Entri Populer

pemisahan alat makan pasien TBC dan sendiri membuat terusir

Written By iqbal_editing on Jumat, 24 Maret 2017 | 21.51

Pasien berhenti atau tidak mau berobat merupakan penyebab masih tingginya angka pengidap tuberkulosis (TB) di Indonesia. Pakar mengungkap salah satu sebabnya adalah kuatnya stigma yang masih beredar di masyarakat soal TB.

dr Erlina Burhan, SpP(K), Wakil Ketua Komisi Ahli Tuberkulosis, menyebut stigma pada pasien TB biasanya datang pertama kali dari orang terdekat, baik itu keluarga, teman atau kerabat. Stigma bisa berupa tindakan apa saja mulai dari memisahkan peralatan makan, alat mandi dan pakaian pasien TB hingga membuat pasien terusir dari rumah.
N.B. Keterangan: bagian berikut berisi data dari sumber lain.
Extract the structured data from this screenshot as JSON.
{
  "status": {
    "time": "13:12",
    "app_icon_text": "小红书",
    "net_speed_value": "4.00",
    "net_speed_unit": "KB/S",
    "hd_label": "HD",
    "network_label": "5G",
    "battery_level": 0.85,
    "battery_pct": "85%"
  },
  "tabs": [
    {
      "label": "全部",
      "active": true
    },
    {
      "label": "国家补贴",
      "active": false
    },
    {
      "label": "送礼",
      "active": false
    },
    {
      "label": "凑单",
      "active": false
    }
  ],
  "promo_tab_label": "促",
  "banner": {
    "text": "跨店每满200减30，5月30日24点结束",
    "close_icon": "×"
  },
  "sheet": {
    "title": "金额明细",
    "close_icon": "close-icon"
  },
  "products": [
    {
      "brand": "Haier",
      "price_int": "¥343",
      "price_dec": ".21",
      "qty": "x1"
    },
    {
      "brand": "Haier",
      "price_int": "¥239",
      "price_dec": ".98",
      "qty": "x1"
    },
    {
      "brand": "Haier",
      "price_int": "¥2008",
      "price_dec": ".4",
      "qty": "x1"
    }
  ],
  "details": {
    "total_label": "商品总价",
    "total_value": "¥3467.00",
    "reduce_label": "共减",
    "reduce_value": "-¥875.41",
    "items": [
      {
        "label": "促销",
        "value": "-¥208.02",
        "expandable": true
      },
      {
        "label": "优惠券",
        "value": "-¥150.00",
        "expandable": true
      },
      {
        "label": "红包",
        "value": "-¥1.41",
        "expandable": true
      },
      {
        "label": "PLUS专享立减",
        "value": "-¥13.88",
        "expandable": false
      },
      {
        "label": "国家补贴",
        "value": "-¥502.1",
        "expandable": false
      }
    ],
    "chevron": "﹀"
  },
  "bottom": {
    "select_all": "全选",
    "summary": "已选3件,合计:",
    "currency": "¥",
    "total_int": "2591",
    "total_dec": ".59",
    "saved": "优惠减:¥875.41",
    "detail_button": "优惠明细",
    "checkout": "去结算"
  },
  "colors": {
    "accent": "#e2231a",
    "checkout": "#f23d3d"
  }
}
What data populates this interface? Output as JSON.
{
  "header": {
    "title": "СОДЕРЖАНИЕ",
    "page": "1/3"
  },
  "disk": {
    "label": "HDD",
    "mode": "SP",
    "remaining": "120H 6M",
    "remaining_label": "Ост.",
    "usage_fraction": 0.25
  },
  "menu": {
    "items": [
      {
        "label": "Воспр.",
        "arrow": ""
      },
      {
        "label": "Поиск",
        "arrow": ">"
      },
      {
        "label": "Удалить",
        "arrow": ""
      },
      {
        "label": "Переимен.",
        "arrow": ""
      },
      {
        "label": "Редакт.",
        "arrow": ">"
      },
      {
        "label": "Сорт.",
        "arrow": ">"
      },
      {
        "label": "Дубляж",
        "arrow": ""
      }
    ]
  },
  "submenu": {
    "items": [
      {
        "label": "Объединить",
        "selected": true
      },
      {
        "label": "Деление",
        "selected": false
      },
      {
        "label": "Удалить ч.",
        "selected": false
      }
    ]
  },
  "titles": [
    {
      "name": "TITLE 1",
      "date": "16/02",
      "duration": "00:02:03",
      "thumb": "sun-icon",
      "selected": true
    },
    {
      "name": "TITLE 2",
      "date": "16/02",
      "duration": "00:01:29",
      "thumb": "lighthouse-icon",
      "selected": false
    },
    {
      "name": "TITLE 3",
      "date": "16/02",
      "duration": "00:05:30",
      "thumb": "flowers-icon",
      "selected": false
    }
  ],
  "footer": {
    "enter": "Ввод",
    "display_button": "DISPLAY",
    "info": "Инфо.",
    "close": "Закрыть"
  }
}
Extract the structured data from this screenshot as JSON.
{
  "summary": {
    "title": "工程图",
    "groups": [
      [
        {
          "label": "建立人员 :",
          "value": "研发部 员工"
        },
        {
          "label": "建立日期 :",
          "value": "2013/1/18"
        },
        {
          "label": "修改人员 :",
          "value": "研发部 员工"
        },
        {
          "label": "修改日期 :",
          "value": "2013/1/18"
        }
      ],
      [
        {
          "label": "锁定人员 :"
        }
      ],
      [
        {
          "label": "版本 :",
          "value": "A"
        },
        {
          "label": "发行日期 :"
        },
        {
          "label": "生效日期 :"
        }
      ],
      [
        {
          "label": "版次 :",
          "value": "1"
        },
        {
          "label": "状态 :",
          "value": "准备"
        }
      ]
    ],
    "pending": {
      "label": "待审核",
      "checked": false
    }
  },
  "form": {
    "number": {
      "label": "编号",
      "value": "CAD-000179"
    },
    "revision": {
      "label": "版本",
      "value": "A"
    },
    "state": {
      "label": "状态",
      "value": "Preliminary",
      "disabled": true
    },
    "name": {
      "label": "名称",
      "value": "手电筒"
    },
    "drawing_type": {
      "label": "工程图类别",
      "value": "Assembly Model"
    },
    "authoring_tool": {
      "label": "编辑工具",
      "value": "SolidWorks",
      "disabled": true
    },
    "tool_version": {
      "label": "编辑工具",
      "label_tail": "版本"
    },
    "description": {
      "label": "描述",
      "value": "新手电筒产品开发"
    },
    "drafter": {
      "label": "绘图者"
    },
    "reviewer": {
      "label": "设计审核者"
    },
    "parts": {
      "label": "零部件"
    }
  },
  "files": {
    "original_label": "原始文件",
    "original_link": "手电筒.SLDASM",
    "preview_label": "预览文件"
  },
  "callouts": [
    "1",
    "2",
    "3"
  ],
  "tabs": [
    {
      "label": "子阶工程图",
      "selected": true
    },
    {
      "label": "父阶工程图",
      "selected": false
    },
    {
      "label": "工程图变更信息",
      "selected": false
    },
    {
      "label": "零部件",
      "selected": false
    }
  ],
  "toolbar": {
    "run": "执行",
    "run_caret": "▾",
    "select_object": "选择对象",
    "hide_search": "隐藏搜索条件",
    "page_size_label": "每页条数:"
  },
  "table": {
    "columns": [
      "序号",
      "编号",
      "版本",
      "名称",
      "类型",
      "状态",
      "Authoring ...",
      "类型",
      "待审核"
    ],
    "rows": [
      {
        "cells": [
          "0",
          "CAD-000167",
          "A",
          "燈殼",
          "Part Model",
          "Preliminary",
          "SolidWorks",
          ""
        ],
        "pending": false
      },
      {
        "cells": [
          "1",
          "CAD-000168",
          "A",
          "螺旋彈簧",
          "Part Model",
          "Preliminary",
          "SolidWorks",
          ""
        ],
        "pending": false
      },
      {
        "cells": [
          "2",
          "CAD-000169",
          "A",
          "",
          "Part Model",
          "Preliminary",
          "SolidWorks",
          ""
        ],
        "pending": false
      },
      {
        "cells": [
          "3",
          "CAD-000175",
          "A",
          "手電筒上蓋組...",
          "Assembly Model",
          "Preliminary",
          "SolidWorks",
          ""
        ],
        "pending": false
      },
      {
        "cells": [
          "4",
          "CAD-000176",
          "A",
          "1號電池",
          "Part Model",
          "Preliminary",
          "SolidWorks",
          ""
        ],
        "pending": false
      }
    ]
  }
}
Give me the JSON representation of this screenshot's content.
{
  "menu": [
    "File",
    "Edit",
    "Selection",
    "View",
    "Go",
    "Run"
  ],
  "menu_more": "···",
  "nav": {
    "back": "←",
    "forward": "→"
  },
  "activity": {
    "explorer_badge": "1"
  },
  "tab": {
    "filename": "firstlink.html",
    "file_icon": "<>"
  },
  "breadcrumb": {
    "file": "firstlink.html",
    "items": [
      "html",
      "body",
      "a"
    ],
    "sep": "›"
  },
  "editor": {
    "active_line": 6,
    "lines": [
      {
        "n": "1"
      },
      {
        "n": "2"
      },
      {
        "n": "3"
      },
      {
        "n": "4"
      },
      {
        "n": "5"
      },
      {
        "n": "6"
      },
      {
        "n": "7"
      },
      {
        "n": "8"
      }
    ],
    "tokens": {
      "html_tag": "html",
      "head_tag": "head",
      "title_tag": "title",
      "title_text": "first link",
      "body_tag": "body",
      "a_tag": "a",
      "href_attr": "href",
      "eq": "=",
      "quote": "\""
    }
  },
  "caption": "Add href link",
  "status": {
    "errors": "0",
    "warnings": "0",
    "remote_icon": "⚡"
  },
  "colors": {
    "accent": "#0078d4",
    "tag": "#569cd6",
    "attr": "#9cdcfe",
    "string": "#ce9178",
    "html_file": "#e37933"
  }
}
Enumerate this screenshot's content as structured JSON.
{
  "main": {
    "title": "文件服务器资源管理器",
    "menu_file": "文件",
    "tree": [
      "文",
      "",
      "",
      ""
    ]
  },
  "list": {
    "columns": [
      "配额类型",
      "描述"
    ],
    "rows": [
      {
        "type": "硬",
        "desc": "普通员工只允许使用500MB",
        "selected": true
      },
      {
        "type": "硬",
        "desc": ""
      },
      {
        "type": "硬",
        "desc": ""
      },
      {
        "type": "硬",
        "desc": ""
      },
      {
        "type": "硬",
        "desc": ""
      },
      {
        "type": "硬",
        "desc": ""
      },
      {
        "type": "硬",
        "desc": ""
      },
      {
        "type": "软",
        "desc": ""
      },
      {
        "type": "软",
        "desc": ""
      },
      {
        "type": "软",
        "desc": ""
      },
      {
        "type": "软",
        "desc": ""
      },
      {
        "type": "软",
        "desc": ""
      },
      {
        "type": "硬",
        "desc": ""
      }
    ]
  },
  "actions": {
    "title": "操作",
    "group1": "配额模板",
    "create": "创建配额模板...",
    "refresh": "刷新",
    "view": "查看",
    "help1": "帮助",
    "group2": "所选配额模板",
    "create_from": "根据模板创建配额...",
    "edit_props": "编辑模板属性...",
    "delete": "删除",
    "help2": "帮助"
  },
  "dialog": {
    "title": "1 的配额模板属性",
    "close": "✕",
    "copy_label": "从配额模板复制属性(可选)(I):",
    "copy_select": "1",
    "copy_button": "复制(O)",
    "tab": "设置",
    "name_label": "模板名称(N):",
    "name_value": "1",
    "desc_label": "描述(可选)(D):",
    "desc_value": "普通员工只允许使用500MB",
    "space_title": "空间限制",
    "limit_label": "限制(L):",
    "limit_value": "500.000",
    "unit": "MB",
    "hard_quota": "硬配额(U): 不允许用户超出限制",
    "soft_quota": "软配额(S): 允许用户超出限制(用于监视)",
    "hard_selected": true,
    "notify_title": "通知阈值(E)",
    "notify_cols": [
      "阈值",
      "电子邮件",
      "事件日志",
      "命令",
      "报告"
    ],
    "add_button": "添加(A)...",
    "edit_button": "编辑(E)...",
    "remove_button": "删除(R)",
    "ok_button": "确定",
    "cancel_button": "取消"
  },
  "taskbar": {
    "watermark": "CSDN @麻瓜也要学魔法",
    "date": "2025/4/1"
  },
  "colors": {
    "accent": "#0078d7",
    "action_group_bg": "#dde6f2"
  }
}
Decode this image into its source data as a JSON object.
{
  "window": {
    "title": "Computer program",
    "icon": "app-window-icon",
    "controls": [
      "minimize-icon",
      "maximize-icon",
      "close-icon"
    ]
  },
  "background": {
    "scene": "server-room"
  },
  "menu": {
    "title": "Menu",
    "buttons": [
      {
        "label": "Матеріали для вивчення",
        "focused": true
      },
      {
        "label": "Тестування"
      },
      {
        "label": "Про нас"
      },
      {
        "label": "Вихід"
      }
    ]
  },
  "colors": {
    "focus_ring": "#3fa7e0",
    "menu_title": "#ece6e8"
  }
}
"Padahal harus diketahui, TB itu penyakit yang menular lewat udara, bukan saluran cerna atau kontak fisik. Jadi kalau gelas, piring atau pakaiannya dipisahkan itu malah memelihara stigma," tutur dr Erlina kepada wartawan, ditemui di RS Persahabatan, Rawamangun, Jakarta Timur.



Stigma pada pasien TB juga sangat rentan terjadi di tempat kerja. Dikatakan dr Erlina, sebagian besar alasan pasien TB menolak berobat adalah takut kehilangan pekerjaan jika diketahui berobat TB.

Soal risiko penularan, dr Erlina mengatakan hampir 80 persen orang Indonesia pernah terpapar kuman TB. Namun dari sekian banyak orang yang terpapar kuman, hanya 10 persen di antaranya yang akhirnya menjadi sakit atau disebut TB aktif.

Sisanya hanya mengalami TB laten, yakni kondisi di mana kuman TB tertidur di dalam tubuh tubuh atau bahkan hilang sama sekali karena sistem imun. Risiko dari TB laten menjadi TB aktif berbeda-beda antara setiap orang.

"Jadi sistem imun itu ibarat tentara, musuhnya kuman. Kalau kuman TB masuk tubuh dan tentaranya banyak dan kuat, kumannya akan tidur atau mati. Ini yang disebut sebagai TB laten. Tapi kalau kumannya banyak sementara tentara kita lagi lemah, ya bisa jadi TB aktif," paparnya.

Oleh karena itu, jika ada anggota keluarga, rekan atau kerabat yang mengidap TB, dr Erlina berpesan agar jangan dijauhi dan dikucilkan. Rangkul orang tersebut dan ajak ia untuk berobat supaya risiko penularan menjadi lebih luas.

"Ingat, jangan dijauhi atau dikucilkan. Tapi didekati, diajak berobat dan pastikan minum obatnya patuh. Kalau bicara risiko, semuanya berisiko, saya tiap hari ketemua pasien TB ya berisiko. Cuma kan nggak semuanya jadi sakit gitu lho," tutupnya.